Updated: Nov 9, 2020
Artworks have often been made to convey vital messages and encourage people to think and take actions when necessary. We relies only on word of mouth or on visual symbols to convey senses and to learn about things before humanity learned to read. Art is thus used in numerous contexts to express various different messages. Artworks continue to communicate to individuals, but to a potentially larger mix of various audiences, it does so in a diverse way.
In the Grenada Pavilion in Venice, Taylor, best known for his underwater museums and sculpture parks that double as artificial reefs, displayed a coral bleaching sculpture, alongside photos and videos of other submerged pieces. In his artist's statement, he describes how they are "made using pH-neutral materials to instigate natural growth, to establish [sea life] new ecosystems and to attract visitors away from fragile natural marine areas.
His sculptures are of people, many of whom are captured in visible, everyday circumstances (children in a playground; businessmen going to work). "Both of these represent the daily actions of humans, living above the waves, often unaware of the environmental impact either of their actions can have," Taylor says. As the sculptures evolve into homes for living beings, the appearance of the art shifts, reflecting the constantly changing circumstances of the world.
Many of us today seem to be more interested in our own physical appearance than the beautiful world around us.
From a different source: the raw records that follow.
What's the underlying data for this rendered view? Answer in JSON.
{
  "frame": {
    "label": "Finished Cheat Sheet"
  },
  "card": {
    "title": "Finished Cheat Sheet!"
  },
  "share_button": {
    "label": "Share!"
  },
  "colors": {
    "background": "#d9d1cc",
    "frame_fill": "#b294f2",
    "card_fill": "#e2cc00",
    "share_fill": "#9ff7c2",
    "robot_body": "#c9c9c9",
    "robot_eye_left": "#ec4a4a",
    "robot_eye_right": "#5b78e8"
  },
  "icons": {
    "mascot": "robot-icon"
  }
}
A well-known artist, Fredericks in one of his works display in London’s Hamilton’s Gallery, brings attention to humanity's disease of narcissism by taking our most precious asset, a mirror, and using it to represent nature instead. "The mirror can be seen, individually and collectively, as an emblematic of our fascination with ourselves," the artist explains. The mirror is placed to draw our gaze out and away from ourselves, into the world, instead of reflecting our own 'surface' image, driving us towards an emotional engagement with light, color, and space.
Guru Krishnan, an artist who created an innovative art piece called Mural, was interviewed. He said that the mural demonstrated how the novel coronavirus had an effect on the world's people. The visual representation of the virus itself and planet earth are the two components of the piece. Through the artwork, I decided to represent how fears of the virus had engulfed the entire world,' said Mr. Krishnan.
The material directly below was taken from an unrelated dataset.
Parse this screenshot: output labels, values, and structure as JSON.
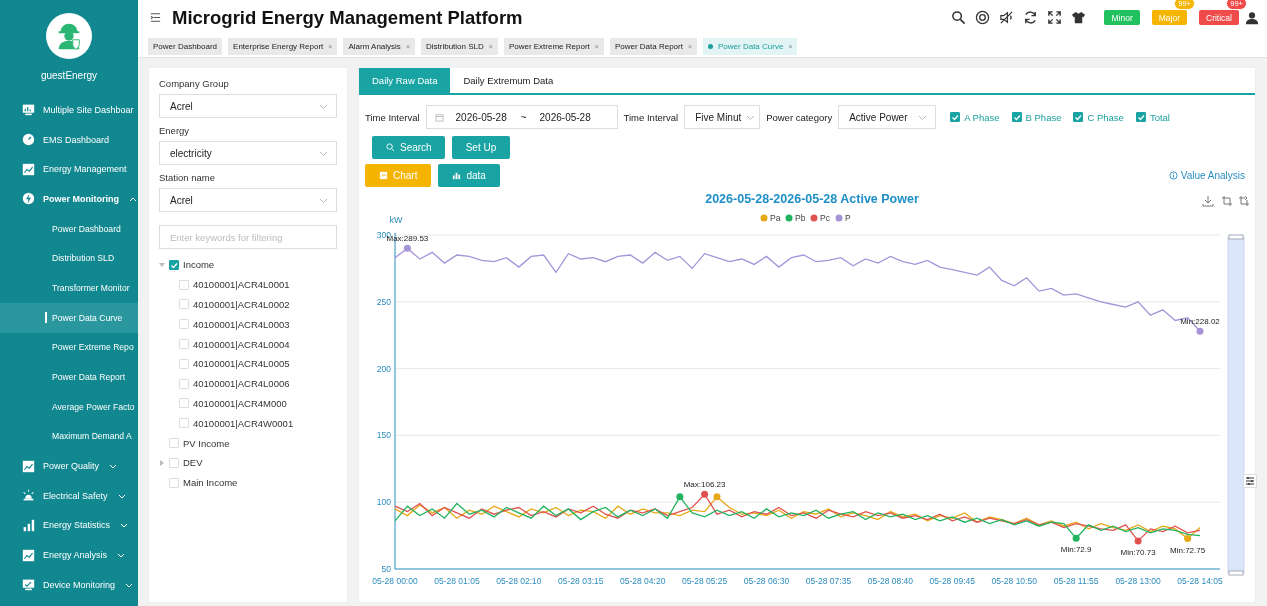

In the midst of the ongoing pandemic, an artist in Bengaluru, Karnataka, has come up with his own way of raising awareness of coronavirus and the need to take precautions, painting images on the streets of the city. Baadal Nanjundaswam, the artist, said he made the paintings to raise awareness of COVID-19 and has had a good response to date.
"This was my contribution to society. With so many limitations, it was hard to come out and paint," he said. The artist, who drew images on the walls and roads face masks, social distancing, and hand sanitization, added: "I saw that people did not obey the rules, and so I wanted to educate them through my art. Now, as people connect to it, visuals are relevant."
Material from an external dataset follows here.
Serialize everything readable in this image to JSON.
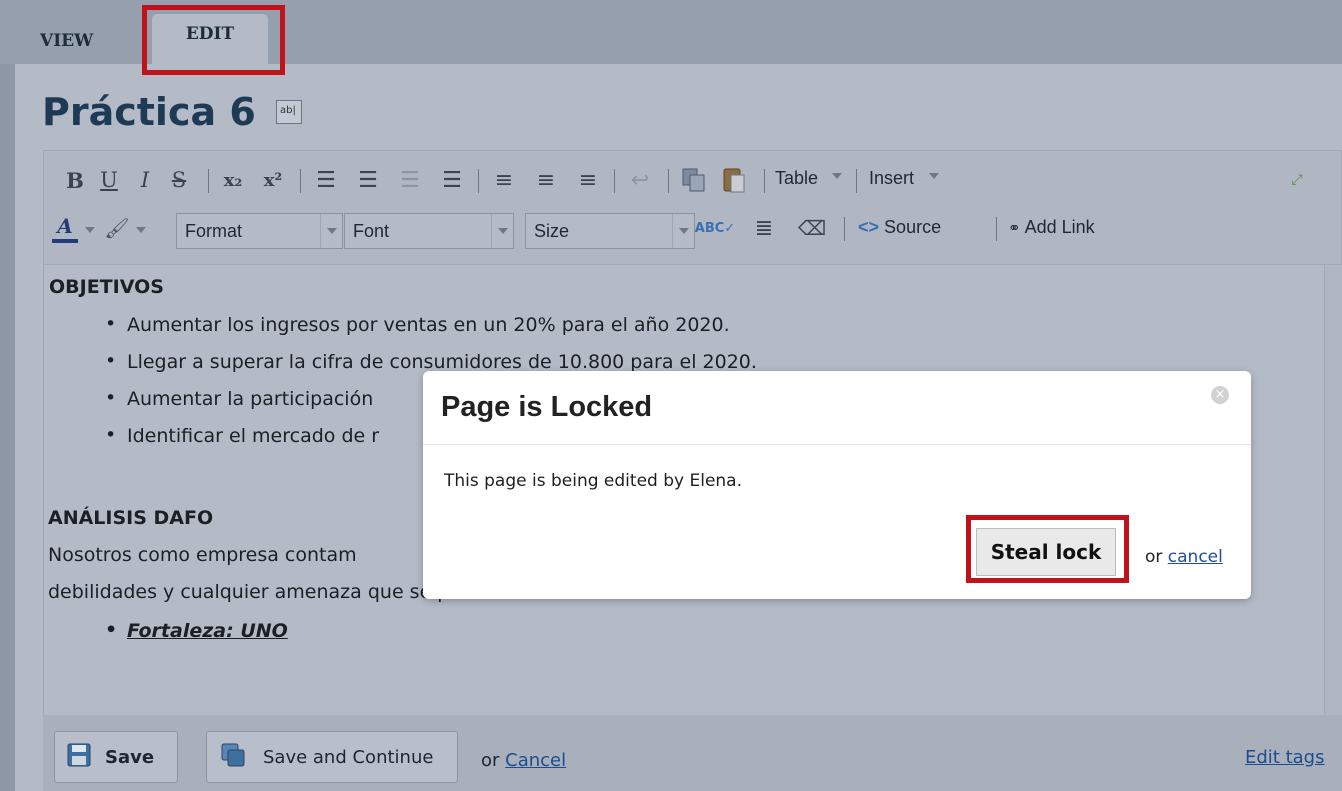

With the pandemic taking away our loved ones and posing threats to our way of living, it’s at this time that we need more awareness through artworks. In response to this, Joe Average, fashion and art brands situated in Vancouver in Canada have gone into producing quality face mask with artic message to create awareness. Joe Average masks carry artic messages to create awareness of how COVID 19 is damaging the world and how we can stay safe. Also, it’s good to know that every face mask purchased from Joe Average is a contribution to the betterment of our communities. How? $1 from every mask sold goes to the BC Children’s Hospital to save lives. So it’s not just about art and awareness, but even something greater; giving back to the community.